Elles m’ont paru être significatives de deux notions que j’aime particulièrement mettre en avant quand on parle d’engagement citoyen.
La première est l’idée que chacun peut trouver sa place dans les collectifs qui œuvrent en faveur de l’environnement, de la résilience, de la réponse aux urgences et aux dérèglements. Il y a suffisamment à faire pour que chaque tempérament, chaque appétence, chaque bonne volonté trouve une occupation où il trouvera du plaisir en même temps qu’il se sentira utile… y compris si votre plaisir est de cuisiner!
La deuxième tient au sens qu’on trouve à agir. Les projets les plus enthousiasmants sont ceux où plusieurs sortes de bénéfices s’additionnent en une même action. Ici, on ne saurait pas dire s’il s’agit de solidarité, de lutte contre le gaspillage, d’éducation à l’alimentation… parce que c’est tout cela à la fois. Et ces dames démontrent merveilleusement que ces croisements ne se trouvent pas que dans les grands projets.
En plus, vous savez quoi ? ça sent drôlement bon dans leur cuisine !
Marie-Pierre
Les principaux points à retenir
- Le Biau Jardin est une société coopérative d’intérêt collectif (SCIC) dédiée au maraîchage bio à Gerzat, aux portes de la métropole clermontoise. Elle a la particularité d’être aussi une entreprise d’insertion, permettant le retour à l’emploi de personnes en situation de précarité, avec un accompagnement dans leur parcours, pendant deux ans.
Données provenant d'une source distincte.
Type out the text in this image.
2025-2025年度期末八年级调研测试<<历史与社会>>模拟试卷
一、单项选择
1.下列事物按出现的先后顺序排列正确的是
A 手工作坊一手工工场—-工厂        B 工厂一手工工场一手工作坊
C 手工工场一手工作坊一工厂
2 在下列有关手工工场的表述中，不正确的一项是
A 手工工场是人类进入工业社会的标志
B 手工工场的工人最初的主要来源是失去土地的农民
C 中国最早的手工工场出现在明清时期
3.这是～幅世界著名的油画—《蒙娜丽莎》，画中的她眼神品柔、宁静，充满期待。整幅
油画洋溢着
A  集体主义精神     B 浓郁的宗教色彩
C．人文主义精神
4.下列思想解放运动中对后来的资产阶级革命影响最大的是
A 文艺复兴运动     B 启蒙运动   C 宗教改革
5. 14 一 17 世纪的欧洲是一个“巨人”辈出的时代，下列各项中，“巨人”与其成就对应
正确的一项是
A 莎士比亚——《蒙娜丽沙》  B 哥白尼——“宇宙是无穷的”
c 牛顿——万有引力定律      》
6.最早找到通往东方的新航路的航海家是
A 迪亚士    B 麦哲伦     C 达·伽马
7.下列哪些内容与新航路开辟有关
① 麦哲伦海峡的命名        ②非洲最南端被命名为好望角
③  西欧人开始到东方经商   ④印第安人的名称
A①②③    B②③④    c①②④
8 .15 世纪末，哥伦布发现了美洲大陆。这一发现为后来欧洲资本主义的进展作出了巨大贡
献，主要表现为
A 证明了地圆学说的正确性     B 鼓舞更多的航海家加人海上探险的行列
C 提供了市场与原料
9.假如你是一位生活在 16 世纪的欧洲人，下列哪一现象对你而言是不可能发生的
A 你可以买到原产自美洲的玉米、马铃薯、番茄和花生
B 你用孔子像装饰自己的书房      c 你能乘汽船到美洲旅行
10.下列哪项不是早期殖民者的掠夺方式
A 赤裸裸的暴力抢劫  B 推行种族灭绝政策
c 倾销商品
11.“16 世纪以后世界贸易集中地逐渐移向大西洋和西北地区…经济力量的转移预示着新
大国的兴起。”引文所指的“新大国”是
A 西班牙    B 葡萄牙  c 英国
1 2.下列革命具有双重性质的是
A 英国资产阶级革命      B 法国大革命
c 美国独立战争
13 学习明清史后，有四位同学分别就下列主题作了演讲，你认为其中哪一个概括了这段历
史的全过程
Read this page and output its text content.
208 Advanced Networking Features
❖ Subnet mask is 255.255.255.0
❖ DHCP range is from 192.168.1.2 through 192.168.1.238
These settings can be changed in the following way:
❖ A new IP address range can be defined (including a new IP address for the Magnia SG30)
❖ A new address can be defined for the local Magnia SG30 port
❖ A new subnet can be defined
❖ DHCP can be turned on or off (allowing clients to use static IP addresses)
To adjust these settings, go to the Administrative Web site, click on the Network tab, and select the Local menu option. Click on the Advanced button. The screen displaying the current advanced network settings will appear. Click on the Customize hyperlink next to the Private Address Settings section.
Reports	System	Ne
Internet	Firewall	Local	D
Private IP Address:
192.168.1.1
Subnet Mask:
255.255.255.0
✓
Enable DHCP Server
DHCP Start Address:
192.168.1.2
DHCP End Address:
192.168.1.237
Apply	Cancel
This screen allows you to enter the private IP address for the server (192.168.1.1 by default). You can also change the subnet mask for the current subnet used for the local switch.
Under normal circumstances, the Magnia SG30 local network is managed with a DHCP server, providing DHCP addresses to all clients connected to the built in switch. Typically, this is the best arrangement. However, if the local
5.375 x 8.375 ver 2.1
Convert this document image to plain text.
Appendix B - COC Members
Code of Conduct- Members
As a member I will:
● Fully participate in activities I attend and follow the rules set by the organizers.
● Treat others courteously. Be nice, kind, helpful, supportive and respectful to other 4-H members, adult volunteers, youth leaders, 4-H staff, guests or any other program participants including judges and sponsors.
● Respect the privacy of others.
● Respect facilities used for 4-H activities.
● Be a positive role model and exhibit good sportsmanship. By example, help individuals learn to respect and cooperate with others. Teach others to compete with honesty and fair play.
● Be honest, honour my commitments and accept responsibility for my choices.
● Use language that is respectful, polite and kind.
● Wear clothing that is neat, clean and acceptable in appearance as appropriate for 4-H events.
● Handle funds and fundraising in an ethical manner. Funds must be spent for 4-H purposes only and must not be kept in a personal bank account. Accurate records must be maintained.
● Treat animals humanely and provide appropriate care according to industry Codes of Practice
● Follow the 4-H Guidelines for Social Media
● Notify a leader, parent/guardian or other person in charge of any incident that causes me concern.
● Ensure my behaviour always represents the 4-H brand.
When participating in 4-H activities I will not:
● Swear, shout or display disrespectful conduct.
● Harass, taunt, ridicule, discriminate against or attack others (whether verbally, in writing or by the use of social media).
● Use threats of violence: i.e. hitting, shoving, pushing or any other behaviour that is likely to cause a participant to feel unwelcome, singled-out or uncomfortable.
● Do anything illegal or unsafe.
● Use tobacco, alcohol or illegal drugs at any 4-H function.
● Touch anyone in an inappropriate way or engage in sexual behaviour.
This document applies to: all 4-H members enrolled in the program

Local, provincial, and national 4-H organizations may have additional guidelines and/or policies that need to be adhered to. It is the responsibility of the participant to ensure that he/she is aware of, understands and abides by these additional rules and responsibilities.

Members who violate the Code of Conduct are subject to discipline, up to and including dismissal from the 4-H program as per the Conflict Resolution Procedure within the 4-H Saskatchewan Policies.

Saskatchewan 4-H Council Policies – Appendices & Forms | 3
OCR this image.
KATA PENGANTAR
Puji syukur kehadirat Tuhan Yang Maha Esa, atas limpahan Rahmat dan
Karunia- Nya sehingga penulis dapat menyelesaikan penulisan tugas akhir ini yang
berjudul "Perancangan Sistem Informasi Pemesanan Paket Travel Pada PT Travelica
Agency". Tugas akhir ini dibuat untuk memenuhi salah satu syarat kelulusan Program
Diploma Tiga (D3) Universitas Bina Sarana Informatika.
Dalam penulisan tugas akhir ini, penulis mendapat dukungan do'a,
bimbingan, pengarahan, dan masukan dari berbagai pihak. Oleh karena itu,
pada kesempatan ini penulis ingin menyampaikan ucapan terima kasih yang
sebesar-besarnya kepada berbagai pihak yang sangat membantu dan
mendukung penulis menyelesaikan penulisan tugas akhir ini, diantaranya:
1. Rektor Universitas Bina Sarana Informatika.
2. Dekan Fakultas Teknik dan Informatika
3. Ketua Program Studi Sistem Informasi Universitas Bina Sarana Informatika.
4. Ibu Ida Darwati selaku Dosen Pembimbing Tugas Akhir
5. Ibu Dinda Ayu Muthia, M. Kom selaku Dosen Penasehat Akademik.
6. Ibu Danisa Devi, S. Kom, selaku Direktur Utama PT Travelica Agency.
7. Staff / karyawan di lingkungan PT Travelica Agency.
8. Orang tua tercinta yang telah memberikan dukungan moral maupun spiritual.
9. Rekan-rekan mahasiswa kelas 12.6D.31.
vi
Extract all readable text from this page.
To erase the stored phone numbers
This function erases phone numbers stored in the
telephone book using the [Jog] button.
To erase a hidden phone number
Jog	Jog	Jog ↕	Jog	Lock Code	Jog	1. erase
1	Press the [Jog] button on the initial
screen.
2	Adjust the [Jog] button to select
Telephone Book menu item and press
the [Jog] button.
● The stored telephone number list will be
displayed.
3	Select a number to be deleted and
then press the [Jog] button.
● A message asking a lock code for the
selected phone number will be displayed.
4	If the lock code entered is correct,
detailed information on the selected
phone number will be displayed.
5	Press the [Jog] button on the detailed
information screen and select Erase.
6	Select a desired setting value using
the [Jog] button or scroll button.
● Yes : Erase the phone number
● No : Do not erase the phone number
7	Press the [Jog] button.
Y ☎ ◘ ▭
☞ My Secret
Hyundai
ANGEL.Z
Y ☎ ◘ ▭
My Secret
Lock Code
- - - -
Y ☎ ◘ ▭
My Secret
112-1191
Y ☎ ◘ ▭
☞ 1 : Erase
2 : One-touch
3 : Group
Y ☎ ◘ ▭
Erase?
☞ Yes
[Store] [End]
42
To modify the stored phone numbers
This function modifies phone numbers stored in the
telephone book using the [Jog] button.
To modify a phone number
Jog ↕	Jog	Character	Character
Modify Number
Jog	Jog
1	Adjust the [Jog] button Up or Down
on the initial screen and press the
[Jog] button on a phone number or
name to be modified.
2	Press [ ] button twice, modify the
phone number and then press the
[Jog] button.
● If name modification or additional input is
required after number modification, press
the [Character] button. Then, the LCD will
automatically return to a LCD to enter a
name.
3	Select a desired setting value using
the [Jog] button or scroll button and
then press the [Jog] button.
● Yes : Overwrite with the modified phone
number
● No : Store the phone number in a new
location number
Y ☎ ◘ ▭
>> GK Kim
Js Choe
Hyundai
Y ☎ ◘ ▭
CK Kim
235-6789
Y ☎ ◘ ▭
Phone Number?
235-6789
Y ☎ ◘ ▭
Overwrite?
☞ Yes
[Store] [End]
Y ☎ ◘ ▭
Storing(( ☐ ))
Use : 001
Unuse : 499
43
- Le statut de SCIC permet aux clients-consommateurs de devenir associés et même bénévoles pour certaines tâches. Des retraitées impliquées dans la SCIC ont ainsi développé une activité aussi utile que généreuse : chaque vendredi, elles se relaient pour cuisiner les invendus et préparer un repas proposé à toute l’équipe à un tarif symbolique.
- Eliane et Evelyne, deux de ces cuisinières, expliquent les nombreuses vertus de ce “petit geste” : offrir un bon repas à des personnes en insertion, leur montrer qu’on peut cuisiner simplement, lutter contre le gaspillage, favoriser la convivialité dans l’équipe…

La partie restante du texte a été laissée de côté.